На подоконнике стояла цветущая орхидея.  Кто-то принёс в больницу этот цветок, а в палатах цветы очень нежелательны: мало ли - вдруг у кого аллергия обнаружится.  И было спокойно. И сумрак был добрым. В отделении было тихо. Всё было хорошо, а теперь - вот……
К плечам липнет мокрая ткань халаты. Всё что училось, всё, что помнилось, всё, что забылось было сейчас и здесь, и было быстро, точно и неотложно.. Было взвешено, оценено и применено. И:,- ”Только бы, Господи, на этом -всё. Что бы с остальными - всё в порядке! Давай!  Давай! Давай! Живи! Живи, твою ж мать!!!”

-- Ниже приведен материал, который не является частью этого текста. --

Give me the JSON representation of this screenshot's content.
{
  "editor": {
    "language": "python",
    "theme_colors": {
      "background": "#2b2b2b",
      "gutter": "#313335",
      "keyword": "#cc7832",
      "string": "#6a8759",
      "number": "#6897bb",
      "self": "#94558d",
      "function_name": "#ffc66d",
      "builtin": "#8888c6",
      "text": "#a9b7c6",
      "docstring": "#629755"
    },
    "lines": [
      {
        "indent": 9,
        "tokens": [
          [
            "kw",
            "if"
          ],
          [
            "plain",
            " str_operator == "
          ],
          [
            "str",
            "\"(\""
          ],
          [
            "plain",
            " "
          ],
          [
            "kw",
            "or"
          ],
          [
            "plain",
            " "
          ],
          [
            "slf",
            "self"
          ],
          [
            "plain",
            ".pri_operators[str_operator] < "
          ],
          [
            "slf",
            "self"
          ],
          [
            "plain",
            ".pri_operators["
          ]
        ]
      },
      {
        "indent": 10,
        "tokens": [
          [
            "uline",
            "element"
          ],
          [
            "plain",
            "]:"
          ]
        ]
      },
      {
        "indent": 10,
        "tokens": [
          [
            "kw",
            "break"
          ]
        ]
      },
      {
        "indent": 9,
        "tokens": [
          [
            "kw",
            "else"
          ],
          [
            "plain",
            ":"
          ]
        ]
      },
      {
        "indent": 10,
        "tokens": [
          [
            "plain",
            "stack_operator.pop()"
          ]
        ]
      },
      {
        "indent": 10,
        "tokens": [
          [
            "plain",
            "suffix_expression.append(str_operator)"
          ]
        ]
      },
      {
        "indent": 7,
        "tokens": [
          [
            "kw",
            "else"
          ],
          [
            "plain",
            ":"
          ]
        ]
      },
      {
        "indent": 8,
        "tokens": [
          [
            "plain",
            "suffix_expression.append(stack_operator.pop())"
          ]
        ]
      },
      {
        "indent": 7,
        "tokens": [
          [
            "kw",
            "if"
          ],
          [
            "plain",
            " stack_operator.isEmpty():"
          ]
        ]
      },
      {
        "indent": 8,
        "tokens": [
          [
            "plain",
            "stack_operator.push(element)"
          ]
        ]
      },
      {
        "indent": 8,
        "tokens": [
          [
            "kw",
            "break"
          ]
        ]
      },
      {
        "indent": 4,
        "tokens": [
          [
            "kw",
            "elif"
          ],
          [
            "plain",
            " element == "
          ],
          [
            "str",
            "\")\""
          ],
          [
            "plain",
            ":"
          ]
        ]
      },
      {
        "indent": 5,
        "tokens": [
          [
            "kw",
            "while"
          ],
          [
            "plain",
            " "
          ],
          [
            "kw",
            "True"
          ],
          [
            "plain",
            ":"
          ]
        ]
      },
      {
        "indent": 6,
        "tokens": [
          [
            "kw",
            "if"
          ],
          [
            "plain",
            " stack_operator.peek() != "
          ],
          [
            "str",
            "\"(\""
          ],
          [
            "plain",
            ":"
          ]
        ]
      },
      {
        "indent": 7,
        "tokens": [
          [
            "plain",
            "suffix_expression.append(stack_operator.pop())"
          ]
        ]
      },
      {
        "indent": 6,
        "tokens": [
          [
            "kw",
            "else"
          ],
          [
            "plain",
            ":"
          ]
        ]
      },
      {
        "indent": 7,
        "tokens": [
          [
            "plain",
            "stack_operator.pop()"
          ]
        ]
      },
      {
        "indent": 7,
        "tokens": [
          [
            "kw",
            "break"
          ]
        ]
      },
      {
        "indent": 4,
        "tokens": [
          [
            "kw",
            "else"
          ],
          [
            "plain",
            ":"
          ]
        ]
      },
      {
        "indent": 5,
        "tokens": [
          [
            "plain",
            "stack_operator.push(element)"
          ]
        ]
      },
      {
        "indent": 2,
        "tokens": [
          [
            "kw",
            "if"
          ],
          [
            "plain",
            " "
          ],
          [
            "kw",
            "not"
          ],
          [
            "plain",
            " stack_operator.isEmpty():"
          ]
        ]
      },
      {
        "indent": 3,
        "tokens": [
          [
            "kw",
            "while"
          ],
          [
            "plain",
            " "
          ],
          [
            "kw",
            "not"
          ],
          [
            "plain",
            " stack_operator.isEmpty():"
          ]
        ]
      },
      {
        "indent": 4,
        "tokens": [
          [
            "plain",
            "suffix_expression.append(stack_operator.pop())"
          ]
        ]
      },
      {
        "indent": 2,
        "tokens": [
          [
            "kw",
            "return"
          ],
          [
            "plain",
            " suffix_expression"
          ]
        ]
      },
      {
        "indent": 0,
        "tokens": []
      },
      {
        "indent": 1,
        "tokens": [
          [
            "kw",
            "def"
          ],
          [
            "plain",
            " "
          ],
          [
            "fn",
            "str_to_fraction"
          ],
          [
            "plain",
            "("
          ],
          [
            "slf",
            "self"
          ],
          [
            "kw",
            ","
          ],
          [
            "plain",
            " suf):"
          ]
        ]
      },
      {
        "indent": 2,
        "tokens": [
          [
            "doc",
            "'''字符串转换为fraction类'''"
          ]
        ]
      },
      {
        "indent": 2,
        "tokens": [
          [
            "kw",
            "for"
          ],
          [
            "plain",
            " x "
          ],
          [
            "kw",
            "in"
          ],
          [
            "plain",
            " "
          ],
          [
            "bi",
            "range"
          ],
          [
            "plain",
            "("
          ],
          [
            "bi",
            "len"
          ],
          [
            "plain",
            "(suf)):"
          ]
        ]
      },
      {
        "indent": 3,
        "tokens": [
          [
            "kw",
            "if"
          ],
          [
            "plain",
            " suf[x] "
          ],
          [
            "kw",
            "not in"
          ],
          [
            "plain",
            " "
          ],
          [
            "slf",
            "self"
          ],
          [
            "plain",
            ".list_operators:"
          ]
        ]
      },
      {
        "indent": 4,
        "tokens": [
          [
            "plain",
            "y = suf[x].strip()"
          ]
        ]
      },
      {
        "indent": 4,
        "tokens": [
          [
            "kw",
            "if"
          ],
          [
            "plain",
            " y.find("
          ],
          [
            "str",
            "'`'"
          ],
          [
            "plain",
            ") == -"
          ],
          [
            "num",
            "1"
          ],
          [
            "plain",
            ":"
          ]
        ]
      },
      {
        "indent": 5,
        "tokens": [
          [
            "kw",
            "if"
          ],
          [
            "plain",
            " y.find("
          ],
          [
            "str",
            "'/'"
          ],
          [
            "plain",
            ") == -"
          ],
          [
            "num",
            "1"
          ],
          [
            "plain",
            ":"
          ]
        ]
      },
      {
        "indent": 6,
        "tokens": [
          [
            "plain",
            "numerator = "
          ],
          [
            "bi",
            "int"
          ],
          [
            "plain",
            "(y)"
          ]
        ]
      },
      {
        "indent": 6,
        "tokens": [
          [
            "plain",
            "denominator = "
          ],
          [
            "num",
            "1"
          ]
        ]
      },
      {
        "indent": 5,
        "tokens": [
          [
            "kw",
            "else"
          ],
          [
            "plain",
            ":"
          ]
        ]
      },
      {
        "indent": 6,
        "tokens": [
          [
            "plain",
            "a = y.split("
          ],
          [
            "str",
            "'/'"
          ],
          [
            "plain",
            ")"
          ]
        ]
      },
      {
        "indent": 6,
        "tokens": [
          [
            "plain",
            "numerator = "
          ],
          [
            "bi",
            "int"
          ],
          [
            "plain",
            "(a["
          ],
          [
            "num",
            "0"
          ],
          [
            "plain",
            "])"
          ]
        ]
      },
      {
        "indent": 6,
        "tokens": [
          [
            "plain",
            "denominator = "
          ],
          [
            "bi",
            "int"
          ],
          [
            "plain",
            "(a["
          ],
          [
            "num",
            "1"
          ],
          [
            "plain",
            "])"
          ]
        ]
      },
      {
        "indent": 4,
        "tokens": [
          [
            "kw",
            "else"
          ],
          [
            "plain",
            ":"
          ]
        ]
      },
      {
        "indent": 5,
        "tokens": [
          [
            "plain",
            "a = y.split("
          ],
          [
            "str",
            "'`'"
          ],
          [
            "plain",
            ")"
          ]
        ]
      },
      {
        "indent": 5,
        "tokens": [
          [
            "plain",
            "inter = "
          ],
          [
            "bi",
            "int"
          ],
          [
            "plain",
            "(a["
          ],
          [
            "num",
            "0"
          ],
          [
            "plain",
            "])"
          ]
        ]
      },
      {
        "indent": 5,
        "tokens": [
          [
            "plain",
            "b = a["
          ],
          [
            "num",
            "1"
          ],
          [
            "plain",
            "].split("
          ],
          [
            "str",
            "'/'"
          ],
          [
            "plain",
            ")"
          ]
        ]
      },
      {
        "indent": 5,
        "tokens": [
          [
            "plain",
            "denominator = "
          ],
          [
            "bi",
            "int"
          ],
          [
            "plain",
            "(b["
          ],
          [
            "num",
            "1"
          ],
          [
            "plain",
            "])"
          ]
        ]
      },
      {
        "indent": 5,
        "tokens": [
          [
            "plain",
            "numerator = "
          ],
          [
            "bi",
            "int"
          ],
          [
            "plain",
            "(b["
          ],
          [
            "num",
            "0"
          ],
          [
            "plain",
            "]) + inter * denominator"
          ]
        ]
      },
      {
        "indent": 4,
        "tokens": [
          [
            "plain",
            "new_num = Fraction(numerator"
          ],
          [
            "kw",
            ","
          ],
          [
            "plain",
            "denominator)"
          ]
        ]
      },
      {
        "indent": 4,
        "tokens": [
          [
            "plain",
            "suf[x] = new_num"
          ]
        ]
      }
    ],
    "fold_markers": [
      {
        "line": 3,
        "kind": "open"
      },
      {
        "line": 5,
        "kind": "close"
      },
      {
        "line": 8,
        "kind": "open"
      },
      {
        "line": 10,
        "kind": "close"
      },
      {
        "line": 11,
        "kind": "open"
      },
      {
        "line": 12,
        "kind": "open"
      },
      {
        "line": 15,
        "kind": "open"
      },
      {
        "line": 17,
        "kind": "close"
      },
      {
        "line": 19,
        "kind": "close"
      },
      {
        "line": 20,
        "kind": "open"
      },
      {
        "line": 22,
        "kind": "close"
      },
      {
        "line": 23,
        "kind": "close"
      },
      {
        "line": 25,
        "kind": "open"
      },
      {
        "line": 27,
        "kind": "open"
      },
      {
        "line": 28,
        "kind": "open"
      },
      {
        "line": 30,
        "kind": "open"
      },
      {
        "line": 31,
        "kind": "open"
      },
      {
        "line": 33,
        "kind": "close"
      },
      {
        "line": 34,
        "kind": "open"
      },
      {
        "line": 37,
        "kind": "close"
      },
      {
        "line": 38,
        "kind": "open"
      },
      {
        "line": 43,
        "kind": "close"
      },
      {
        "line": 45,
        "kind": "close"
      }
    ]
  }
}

“Сейчас!”, - и раскинув  полы халата белокрылый Ангел уносится в полумрак коридора. размытое по краям и яркое, мягко сияющее изнутри молочное пятно удаляется, удаляется.  Удаляется… Оно - вне времени и пространства. Вне боли и борьбы. Мягкие жемчужно-фиолетовые сумерки. И молочные огни. Они неспешно дрейфуют, плавают в мире спокойствия и тишины, и  гаснут, и появляются снова, то ярче, то совсем невнятно. Успокоение и безмятежность. Покой и безвременье. Время не имеет значения.  Его здесь много. Очень много. потрясающе много. Вся жемчужная мгла наполнена временем, как хрустальный бокал. Покой.
И в воздухе тонкий аромат счастья  Секунда? Год?, Вечность?
Свет возвращается. Наполняется, растет, обретает формы. Странно, в полнейшем покое, трепещут крылья. Ангел.  Он весь колышется. Он - само беспокойство раздражающее и отвлекающее от этого блаженства.
Уже близко. Ещё ближе. Уже совсем рядом. У самого лица - малюсенькие розовые пяточки и мельтешение ручек и тоненький скрип-всхлип - крошечное тельце.
И: “Живи! ТЫ! НУЖНА! ЕМУ!” 
Всепоглощающая любовь. Бескомпромиссная, всеобъемлющая.Блаженный омут забытья с нежным , робким  запахом солнца, чуть подкисшего молока и тонким скрипом на задворках сознания.
И Ангел ничего не отбирает. Ангел оставляет эту животворящую маленькую жизнь рядом. И перевозит обоих в палату.
Палата большая.Там есть окна. И, вместо плафона, на потолке люминесцентные лампы. Одна из них не работает. Но это - не важно. Свет - из окон. Горшок с орхидеей на тумбочке у дверей.  Бледно- розовая, нежнейшая, орхидея с жёсткими глянцевыми листьями. Потёртая краска на дверце тумбочки. Дверь в коридор чуть приоткрыта. Там сумрачно.   Невнятное беспокойство, зудящее, как надоедливый комар.
В окне мечется.испуганное лицо. Рядом с ним - орхидея. Бледно- розовая, нежнейшая, орхидея.  Глаза на лице  кричат, спрашивают, беспокоятся, в них плещется страх.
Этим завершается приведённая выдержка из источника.